我心一冷,这个笨蛋一定是怕警察强行带走他,就自个儿跑了。我来不及向他道谢,撒腿继续跑。直觉告诉我,宫薄一定回天桥了,越跑越心急。好多天了,他带着伤,我又把东西全部收走了,他一个人要怎么过?

眼前一黑,我摔在地上,又爬了起来,心里只有一个名字,鸡丁鸡丁!

他果然在天桥下,小小的人蜷缩成一团,倒在地上,身上盖着几张破报纸。我看到他,心一下子吊起来,他……会不会也怎么了,我不敢想象,我走过去,颤抖地戳了他一下,很可怕的温度,像来自地狱的寒意。

我茫然坐了下来,抱起他,不是以前软软的触感,僵硬得像冰棍。泪无声掉下,落到他紧闭的眼睛。他的脸那么黑,嘴唇也是紫色。无声无息的,我把脸靠在他脸上,好冷好冷,我从来没有觉得这么冷过。他是不是和妈妈,还有他爸爸一样,都死了?

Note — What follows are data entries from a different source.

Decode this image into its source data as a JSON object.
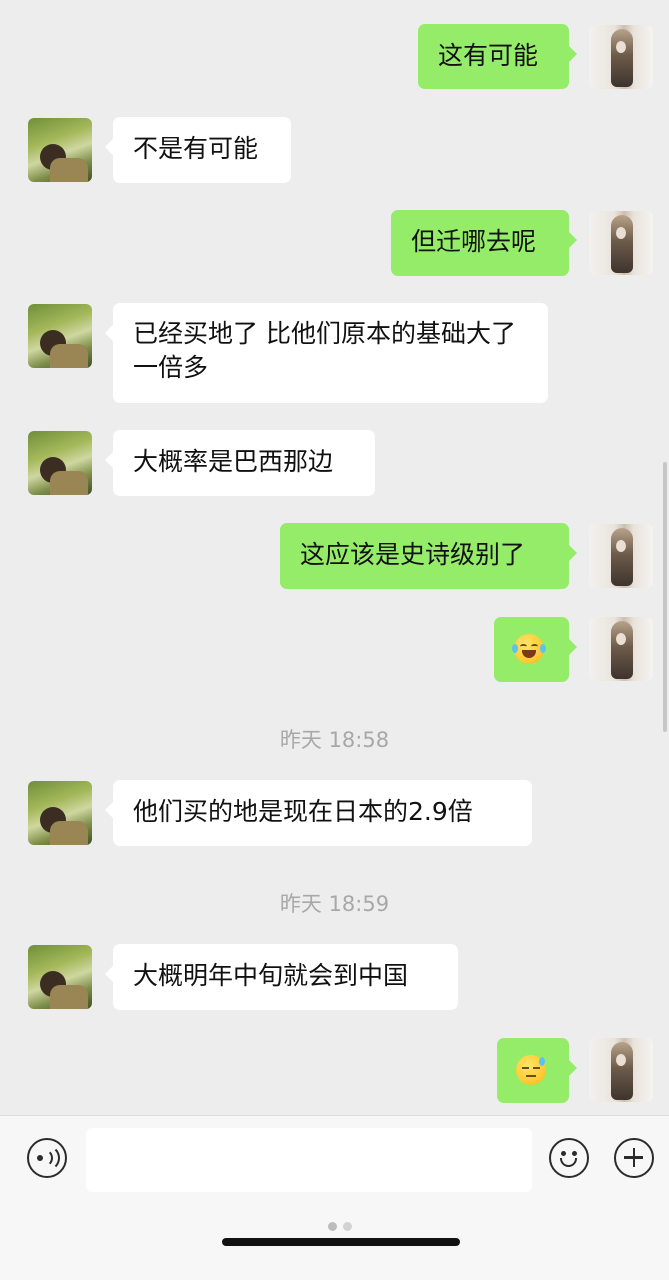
{
  "messages": [
    {
      "side": "right",
      "text": "这有可能"
    },
    {
      "side": "left",
      "text": "不是有可能"
    },
    {
      "side": "right",
      "text": "但迁哪去呢"
    },
    {
      "side": "left",
      "text": "已经买地了 比他们原本的基础大了一倍多"
    },
    {
      "side": "left",
      "text": "大概率是巴西那边"
    },
    {
      "side": "right",
      "text": "这应该是史诗级别了"
    },
    {
      "side": "right",
      "emoji": "tears-of-joy"
    },
    {
      "timestamp": "昨天 18:58"
    },
    {
      "side": "left",
      "text": "他们买的地是现在日本的2.9倍"
    },
    {
      "timestamp": "昨天 18:59"
    },
    {
      "side": "left",
      "text": "大概明年中旬就会到中国"
    },
    {
      "side": "right",
      "emoji": "sweat-smile"
    }
  ],
  "input_bar": {
    "placeholder": "",
    "icons": [
      "voice-icon",
      "emoji-icon",
      "plus-icon"
    ]
  },
  "colors": {
    "background": "#ededed",
    "sent_bubble": "#95ec69",
    "received_bubble": "#ffffff",
    "timestamp_text": "#a8a8a8"
  }
}
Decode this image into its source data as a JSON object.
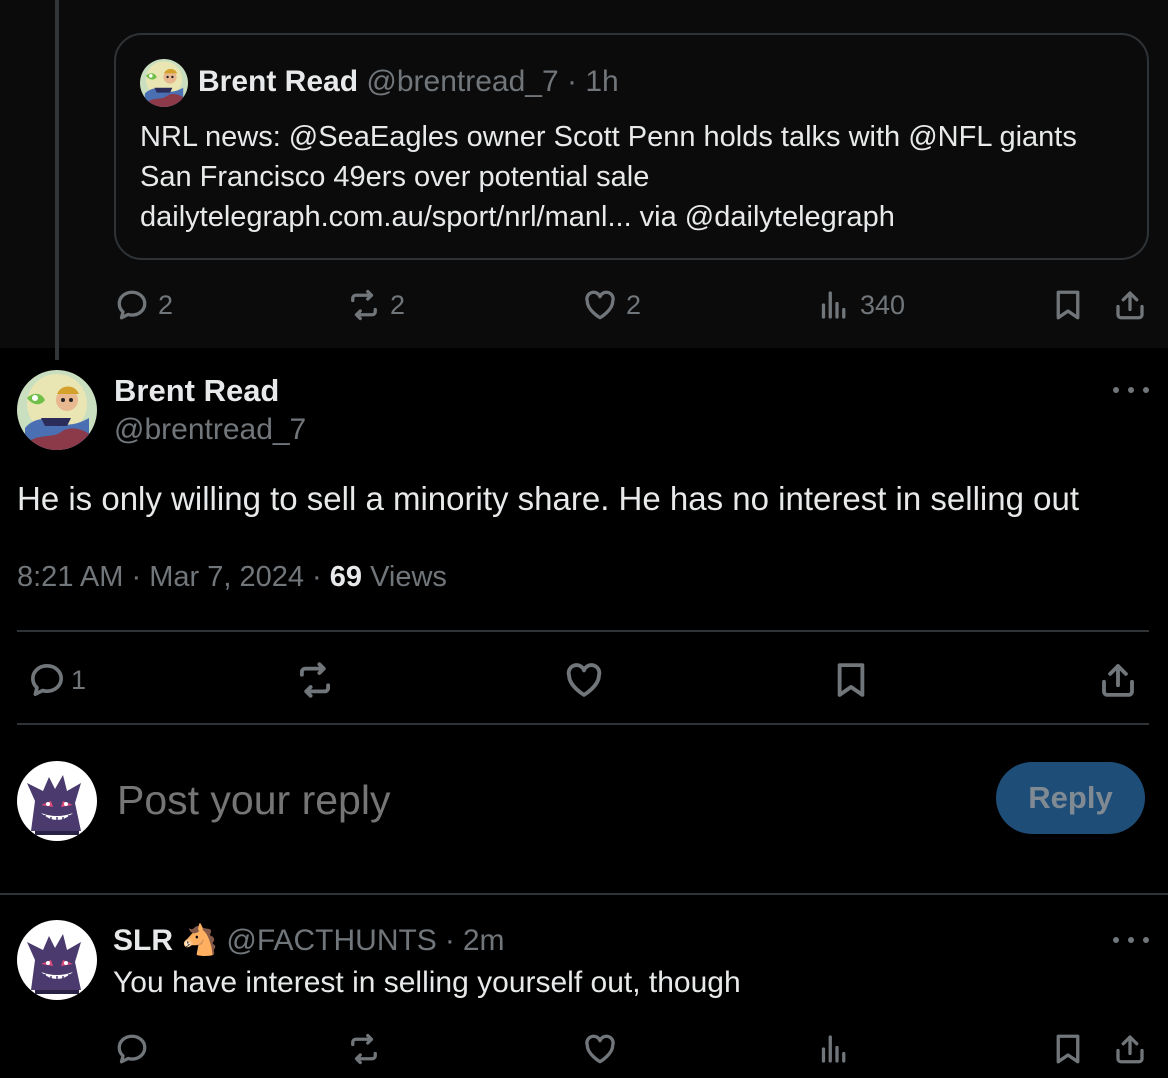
{
  "quoted_post": {
    "author_name": "Brent Read",
    "author_handle": "@brentread_7",
    "separator": "·",
    "time": "1h",
    "text": "NRL news: @SeaEagles owner Scott Penn holds talks with @NFL giants San Francisco 49ers over potential sale dailytelegraph.com.au/sport/nrl/manl... via @dailytelegraph",
    "replies": "2",
    "reposts": "2",
    "likes": "2",
    "views": "340"
  },
  "main_post": {
    "author_name": "Brent Read",
    "author_handle": "@brentread_7",
    "text": "He is only willing to sell a minority share. He has no interest in selling out",
    "time": "8:21 AM",
    "separator": "·",
    "date": "Mar 7, 2024",
    "views_count": "69",
    "views_label": "Views",
    "replies": "1"
  },
  "composer": {
    "placeholder": "Post your reply",
    "button_label": "Reply"
  },
  "reply": {
    "author_name": "SLR",
    "author_emoji": "🐴",
    "author_handle": "@FACTHUNTS",
    "separator": "·",
    "time": "2m",
    "text": "You have interest in selling yourself out, though"
  },
  "colors": {
    "background": "#000000",
    "text": "#e7e9ea",
    "muted": "#71767b",
    "border": "#2f3336",
    "reply_button": "#1e4d78"
  },
  "icons": [
    "reply-icon",
    "repost-icon",
    "like-icon",
    "views-icon",
    "bookmark-icon",
    "share-icon",
    "more-icon"
  ]
}
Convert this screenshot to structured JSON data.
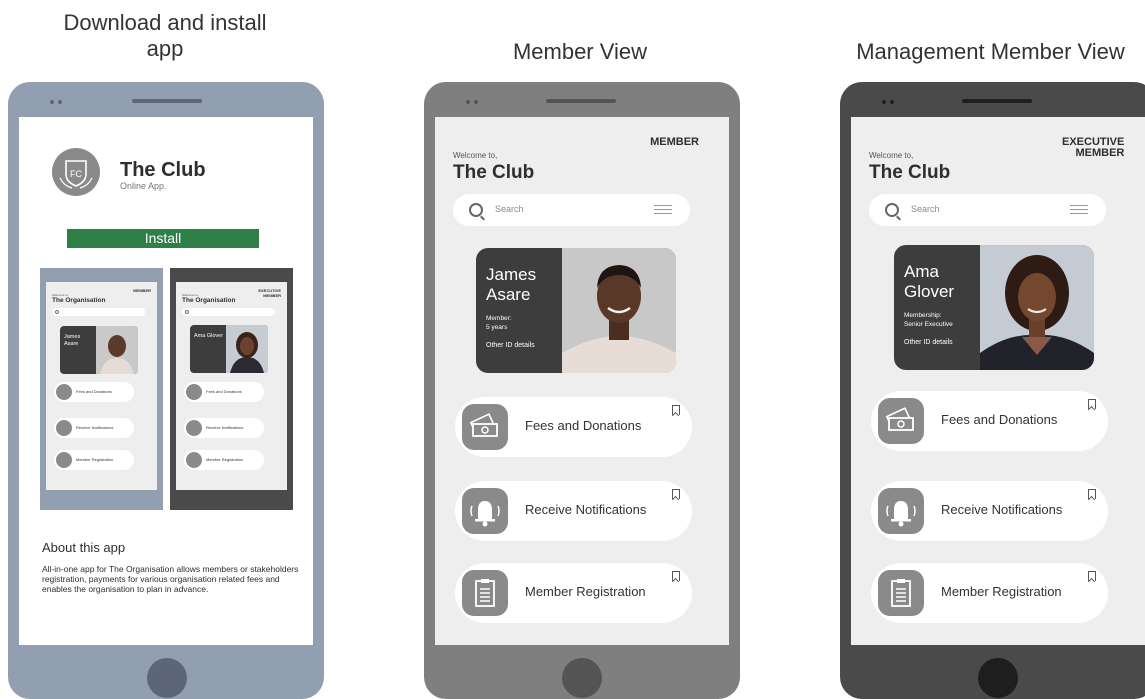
{
  "captions": {
    "download": "Download and install app",
    "member": "Member View",
    "management": "Management Member View"
  },
  "download": {
    "logo_text": "FC",
    "app_name": "The Club",
    "app_sub": "Online App.",
    "install_label": "Install",
    "about_heading": "About this app",
    "about_text": "All-in-one app for The Organisation allows members or stakeholders registration, payments for various organisation related fees and enables the organisation to plan in advance.",
    "thumb_member": {
      "badge": "MEMBER",
      "welcome": "Welcome to,",
      "title": "The Organisation",
      "search": "Search",
      "name": "James Asare",
      "rows": [
        "Fees and Donations",
        "Receive Notifications",
        "Member Registration"
      ]
    },
    "thumb_exec": {
      "badge": "EXECUTIVE MEMBER",
      "welcome": "Welcome to,",
      "title": "The Organisation",
      "search": "Search",
      "name": "Ama Glover",
      "rows": [
        "Fees and Donations",
        "Receive Notifications",
        "Member Registration"
      ]
    }
  },
  "member": {
    "badge": "MEMBER",
    "welcome": "Welcome to,",
    "title": "The Club",
    "search_placeholder": "Search",
    "card": {
      "name_line1": "James",
      "name_line2": "Asare",
      "meta_line1": "Member:",
      "meta_line2": "5 years",
      "link": "Other ID details"
    },
    "rows": [
      {
        "label": "Fees and Donations",
        "icon": "money-icon"
      },
      {
        "label": "Receive Notifications",
        "icon": "bell-icon"
      },
      {
        "label": "Member Registration",
        "icon": "clipboard-icon"
      }
    ]
  },
  "management": {
    "badge_line1": "EXECUTIVE",
    "badge_line2": "MEMBER",
    "welcome": "Welcome to,",
    "title": "The Club",
    "search_placeholder": "Search",
    "card": {
      "name_line1": "Ama",
      "name_line2": "Glover",
      "meta_line1": "Membership:",
      "meta_line2": "Senior Executive",
      "link": "Other ID details"
    },
    "rows": [
      {
        "label": "Fees and Donations",
        "icon": "money-icon"
      },
      {
        "label": "Receive Notifications",
        "icon": "bell-icon"
      },
      {
        "label": "Member Registration",
        "icon": "clipboard-icon"
      }
    ]
  },
  "colors": {
    "install_green": "#2f7f48",
    "card_dark": "#3d3d3d",
    "phone1": "#929fb0",
    "phone2": "#7f7f7f",
    "phone3": "#4a4a4a"
  }
}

死了,全部都死了,我抱着他嚎啕大哭:“鸡丁……鸡丁……”

为什么,他才八岁,比我还小,什么都不懂,他只是比较傻,跟错人,为什么这样对他,他没做过什么坏事,他从小没有妈妈,现在爸爸也没了,为什么不放过他?为什么?为什么?他还只是个孩子……

我抱着他继续哭,只是哭。我也不知道要说什么,做什么,我只知道,我害死他了。我骗他会回来,让他傻傻地等,让他在这等死。有人过来,要把他拉走,我死抓着他不放,带着他往后退。

“先让我看看你弟弟怎么样。”

是那个医生,一脸焦急:“你要再不放手,他真的危险了。”

我赶紧松手。

他熟练地检查,手放在鼻前:“还有气息,只是暂时晕过去,身子太弱了,情况不乐观,先送医院。”

我赶紧点头,帮着他抱起宫薄,跟在他后面,边哭边问:“叔叔,鸡丁没死吧?”

“还活着,”他越走越快,“你们也太任性,伤没好就跑出来,这种天气早晚会闹出人命的!”

“不要,他不能死,”我脚一软,抓着他的袖子,“求求你,你一定要救鸡丁,我会去赚钱的,他要死,我也不能活了!”

他抱起宫薄快步往外走,板着一张脸不耐烦道:“胡说什么!”

“真的,叔叔,他要死了,”我跟在后面抹眼泪,“杀人偿命,我害了他,要给他赔命的。”

他脚步一滞,回头看了我一眼,神色复杂,满脸的愤怒之色终于有点缓和:“放心,他会没事的。”